Mr. Speaker: The hon. Gentleman gave me notice of his point of order. The date and time at which a Delegated Legislation Committee meets is a matter for the Chairman. The hon. Gentleman might wish to seek further advice about the options open to him and other Members from the Public Bill Office.
That leave be given to bring in a Bill to require practitioners providing contraception or abortion services to a child under the age of 16 to inform his or her parent or guardian; and for connected purposes.
The rates of unplanned pregnancy, abortion and sexually transmitted infections among under-age children in this country are shamefully high. They are higher than those in most other countries in the developed world, and certainly higher than those in any of our western European neighbours. There is an obvious reason for that: all the indications are that many children are becoming sexually active well before they are emotionally or physically mature. In children under the age of 15, the estimated figure is more than 40 per cent.
The Government have expressed concern about the situation, but their policy direction to try to tackle the problems has been misguided. Sex education in schools focuses heavily on the assumption that under-age children will be sexually active come what may and on providing all the contraception information that they need to avoid pregnancy and infection. However, statistics show that that approach is not working. It has done little to deter pupils from engaging in precocious sexual behaviour. Indeed, the plethora of information on contraception has given encouragement to children through false assurances that there will be no unwanted outcome. That is hardly surprising, as immature young people cannot be expected to make wise adult decisions. Interestingly, most schoolgirls who become pregnant or contract a sexually transmitted infection claim to have used contraception.
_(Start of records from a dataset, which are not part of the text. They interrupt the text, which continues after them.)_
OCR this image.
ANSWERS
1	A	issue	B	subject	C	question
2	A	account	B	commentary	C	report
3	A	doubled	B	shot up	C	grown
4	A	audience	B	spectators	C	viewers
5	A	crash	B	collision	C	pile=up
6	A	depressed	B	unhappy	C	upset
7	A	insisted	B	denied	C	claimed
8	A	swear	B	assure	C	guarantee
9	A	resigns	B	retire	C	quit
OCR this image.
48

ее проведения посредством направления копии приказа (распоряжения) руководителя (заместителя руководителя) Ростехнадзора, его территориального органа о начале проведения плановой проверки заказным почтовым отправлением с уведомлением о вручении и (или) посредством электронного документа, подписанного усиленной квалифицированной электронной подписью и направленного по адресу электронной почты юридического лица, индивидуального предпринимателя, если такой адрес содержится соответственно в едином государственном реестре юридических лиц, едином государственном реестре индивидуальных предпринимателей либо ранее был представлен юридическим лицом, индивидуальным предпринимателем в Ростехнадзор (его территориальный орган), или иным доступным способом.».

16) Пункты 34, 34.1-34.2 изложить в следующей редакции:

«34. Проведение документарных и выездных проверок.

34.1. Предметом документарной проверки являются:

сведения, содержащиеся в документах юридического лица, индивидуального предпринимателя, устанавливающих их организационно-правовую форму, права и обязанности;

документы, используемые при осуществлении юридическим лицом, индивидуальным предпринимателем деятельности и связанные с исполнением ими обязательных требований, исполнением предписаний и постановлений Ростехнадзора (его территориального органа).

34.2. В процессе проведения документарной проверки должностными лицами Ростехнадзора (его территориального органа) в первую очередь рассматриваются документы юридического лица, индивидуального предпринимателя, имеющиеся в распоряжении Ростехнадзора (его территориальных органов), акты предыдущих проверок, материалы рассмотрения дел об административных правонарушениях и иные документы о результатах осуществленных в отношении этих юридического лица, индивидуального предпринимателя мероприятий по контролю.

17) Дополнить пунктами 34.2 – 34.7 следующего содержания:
The aim of the Governments teenage pregnancy strategy, launched in 1999, was to halve teenage pregnancies in 10 years. That was a laudable aim, but by 2005 the rate had dropped by only five per 1,000from the 1998 figure of 46.6 to 41.1 per 1,000. The figure for teenage pregnancies in 2005 reached 7,464 and some new mothers were as young as 13. Even the provision of the morning-after pill free of charge and without parental knowledge has had virtually no effect on numbers. Indeed, it could have been said to have encouraged some girls to increase their risky behaviour. On a visit to one of my local health centres recently I learned that far from using the morning-after pill as an emergency treatment, the same young girls are presenting regularly. Such small progress offers no hope of the strategy achieving its goal by 2009. It is time to try a different approach.